Frederic Ze asks an existential question about the nature of Apple’s feedback systems:
Almost consistently each time I want to quit Firefox it fails to do so. I have to use the Command-Option-Escape technique to force it to quit. Following this I would be prompted to Inform Apple, which I of course do, but I wonder what good that process really does. Sometimes if I let it “hesitate” for up to a minute it will finally quit.
I used to use Firefox, and finally gave up on because it has serious memory leak issues in OS X, even this many years under development. What that means is that after using the browser for minutes to hours, it would eat up system resources, become non-responsive, and often require me to force quit, as you’ve had to do. With one release maybe a year or two ago, I had to force quit every time, though that problem went away.
Browsers can become unstable due to plug-ins, and you might review the Tools > Add-Ons view to check what Extensions and Plug-Ins you have installed. Remove or disable the ones you’re sure you don’t need, and see if that helps. And make sure all the ones you do are up to date.
I switched to Safari just a few weeks ago, after finding it incomplete in previous releases. Some of the new features, including muting individual tabs to stop, ahem, auto-playing videos are worth the switch, but it also doesn’t appear to get crashy over time or bloat itself, even with a similar set of extensions from the same companies installed.

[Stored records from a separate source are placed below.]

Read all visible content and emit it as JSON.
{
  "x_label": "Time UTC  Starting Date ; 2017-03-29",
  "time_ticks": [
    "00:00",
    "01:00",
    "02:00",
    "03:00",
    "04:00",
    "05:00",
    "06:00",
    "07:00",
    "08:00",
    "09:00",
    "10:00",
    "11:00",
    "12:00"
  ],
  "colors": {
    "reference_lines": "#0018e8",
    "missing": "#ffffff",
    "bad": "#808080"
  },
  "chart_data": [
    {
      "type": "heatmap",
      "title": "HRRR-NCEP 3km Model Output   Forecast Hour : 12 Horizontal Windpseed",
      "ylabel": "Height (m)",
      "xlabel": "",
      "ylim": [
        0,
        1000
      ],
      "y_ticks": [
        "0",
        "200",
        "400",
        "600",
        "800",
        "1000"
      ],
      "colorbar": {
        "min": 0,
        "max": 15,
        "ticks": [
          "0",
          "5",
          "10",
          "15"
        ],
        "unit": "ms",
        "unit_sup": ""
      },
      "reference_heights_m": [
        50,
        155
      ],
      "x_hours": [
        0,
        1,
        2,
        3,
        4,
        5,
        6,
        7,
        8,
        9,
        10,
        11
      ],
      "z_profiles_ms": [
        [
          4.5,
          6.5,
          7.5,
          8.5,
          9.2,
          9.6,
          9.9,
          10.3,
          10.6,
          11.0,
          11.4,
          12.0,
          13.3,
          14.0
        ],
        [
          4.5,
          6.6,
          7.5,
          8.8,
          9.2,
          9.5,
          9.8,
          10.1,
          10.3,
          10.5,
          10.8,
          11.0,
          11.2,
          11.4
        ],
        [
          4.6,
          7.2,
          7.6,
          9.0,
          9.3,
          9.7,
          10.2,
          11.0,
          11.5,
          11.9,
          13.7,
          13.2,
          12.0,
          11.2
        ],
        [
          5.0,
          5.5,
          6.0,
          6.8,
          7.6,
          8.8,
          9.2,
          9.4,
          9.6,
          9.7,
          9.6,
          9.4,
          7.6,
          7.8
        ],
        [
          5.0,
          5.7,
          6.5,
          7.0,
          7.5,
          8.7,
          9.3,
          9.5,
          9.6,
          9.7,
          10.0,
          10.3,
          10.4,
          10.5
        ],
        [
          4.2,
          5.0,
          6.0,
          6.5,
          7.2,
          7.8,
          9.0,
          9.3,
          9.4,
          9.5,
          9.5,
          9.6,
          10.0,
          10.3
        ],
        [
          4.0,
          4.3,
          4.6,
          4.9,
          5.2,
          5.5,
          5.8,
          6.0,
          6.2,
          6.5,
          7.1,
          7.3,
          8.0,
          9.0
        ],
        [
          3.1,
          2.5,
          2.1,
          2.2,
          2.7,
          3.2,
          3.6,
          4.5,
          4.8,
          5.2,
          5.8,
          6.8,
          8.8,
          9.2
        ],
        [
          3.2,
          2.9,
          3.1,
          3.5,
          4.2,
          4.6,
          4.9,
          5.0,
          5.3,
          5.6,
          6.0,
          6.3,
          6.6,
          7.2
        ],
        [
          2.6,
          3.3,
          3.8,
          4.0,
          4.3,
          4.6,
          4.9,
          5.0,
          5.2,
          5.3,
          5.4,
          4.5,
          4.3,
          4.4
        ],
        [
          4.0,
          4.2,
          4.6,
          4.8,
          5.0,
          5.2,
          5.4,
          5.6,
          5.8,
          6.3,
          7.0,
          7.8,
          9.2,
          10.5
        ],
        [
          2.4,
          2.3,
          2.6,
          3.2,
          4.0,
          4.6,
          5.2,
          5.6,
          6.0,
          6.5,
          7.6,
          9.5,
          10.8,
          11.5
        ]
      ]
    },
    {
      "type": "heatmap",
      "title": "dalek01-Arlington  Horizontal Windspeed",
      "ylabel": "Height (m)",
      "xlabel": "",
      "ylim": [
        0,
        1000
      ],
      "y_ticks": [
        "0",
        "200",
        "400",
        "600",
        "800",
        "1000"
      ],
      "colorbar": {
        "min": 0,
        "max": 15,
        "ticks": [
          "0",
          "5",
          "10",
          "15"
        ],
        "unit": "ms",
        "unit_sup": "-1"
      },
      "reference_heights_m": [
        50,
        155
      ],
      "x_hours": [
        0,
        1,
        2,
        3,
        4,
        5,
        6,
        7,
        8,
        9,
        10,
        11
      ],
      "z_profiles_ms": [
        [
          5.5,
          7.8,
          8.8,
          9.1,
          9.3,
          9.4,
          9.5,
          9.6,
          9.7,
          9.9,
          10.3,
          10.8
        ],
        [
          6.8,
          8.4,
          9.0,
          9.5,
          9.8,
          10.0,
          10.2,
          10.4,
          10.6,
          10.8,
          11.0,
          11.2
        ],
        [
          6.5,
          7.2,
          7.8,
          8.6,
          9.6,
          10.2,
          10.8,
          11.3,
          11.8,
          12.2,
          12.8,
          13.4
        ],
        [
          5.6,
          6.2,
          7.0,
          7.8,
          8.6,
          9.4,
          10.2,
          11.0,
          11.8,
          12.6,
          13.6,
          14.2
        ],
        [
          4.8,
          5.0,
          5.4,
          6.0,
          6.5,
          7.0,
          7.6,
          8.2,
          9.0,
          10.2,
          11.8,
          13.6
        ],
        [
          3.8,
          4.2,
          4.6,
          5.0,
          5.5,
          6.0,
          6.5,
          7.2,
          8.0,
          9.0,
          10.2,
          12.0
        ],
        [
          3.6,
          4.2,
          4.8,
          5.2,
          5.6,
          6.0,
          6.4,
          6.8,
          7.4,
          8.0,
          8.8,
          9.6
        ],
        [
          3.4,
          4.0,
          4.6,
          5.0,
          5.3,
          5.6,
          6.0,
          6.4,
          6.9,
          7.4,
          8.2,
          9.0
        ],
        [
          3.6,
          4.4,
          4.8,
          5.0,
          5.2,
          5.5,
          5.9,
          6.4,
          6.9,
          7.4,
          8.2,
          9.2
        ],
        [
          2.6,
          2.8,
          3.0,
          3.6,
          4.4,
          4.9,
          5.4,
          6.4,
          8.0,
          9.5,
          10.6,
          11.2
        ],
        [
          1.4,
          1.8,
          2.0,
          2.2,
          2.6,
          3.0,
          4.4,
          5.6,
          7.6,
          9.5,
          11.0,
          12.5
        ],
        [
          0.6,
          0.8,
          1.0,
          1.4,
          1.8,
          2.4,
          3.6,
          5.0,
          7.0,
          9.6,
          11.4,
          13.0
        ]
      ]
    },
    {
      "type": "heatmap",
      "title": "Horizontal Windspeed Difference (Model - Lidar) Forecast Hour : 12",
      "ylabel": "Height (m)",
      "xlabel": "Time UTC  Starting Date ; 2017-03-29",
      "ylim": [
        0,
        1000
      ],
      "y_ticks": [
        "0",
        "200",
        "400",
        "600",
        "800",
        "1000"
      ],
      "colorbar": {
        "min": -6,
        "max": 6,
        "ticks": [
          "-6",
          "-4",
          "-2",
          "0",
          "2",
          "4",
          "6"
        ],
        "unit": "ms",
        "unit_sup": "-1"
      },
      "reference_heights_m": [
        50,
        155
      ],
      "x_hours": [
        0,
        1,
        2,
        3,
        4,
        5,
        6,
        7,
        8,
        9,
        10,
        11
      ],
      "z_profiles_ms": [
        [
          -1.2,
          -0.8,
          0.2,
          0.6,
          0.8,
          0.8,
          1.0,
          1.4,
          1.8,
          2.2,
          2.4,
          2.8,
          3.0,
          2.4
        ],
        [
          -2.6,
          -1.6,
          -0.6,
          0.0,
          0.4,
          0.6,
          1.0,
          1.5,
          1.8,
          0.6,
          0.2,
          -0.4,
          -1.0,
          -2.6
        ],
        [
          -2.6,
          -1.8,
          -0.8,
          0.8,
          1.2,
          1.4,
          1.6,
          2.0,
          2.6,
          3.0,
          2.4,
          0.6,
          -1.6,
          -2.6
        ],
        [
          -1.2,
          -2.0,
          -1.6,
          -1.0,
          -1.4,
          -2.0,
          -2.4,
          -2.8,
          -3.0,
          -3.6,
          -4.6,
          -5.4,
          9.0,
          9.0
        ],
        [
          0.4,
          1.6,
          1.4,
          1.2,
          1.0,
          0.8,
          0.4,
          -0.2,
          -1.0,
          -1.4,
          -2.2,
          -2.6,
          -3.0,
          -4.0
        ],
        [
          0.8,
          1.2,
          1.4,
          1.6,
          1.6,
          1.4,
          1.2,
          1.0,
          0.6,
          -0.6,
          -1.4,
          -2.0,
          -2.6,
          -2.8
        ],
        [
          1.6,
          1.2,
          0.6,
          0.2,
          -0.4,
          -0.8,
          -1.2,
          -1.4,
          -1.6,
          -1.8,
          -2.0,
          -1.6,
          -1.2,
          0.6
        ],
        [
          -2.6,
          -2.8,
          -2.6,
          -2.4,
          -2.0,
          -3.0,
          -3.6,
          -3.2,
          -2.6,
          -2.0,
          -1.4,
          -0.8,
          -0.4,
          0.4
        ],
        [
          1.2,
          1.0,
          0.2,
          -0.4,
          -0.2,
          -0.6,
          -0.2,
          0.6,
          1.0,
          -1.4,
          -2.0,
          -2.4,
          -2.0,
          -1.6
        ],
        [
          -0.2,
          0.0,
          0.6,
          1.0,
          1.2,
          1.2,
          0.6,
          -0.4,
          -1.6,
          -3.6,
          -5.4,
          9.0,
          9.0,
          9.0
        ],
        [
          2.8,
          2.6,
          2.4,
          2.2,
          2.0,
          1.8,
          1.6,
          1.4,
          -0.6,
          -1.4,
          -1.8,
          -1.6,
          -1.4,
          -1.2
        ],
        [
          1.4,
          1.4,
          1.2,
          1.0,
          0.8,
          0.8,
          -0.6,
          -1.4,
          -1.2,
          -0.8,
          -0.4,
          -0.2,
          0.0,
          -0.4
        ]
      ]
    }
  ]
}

As to whether Apple reads crash reports, we have to fire up the old Magic 8 Ball, and the answer is always, “Hazy, try again later.” Apple reveals very little of its internal procedures, but from what I’ve heard from third-party developers, the fruit company seems to recognize when an abundance of problems occur, and will alert developers to help them improve their product. Developers can also include crash reporting in a couple of different ways, and I can tell you that nearly every software firm I’ve talked to takes these reports very seriously in improving products.
You can file bug reports for Apple products and OSes directly at its primitive Bug Reporter site, which is so ancient looking you’d believe it’s not used at all. Apple does read and respond to this, but not directly. I recall filing a bug report about a web server issue in OS X Server in the late 2000s, and several months or maybe a year later getting a response that the problem had fixed. Often, you don’t get any update at all.
Open Radar is a community bug reporting site that encourages developers posting scenarios to Apple’s tool to also replicate them so that the information can be shared. You can search through here for known bugs that other people have written up.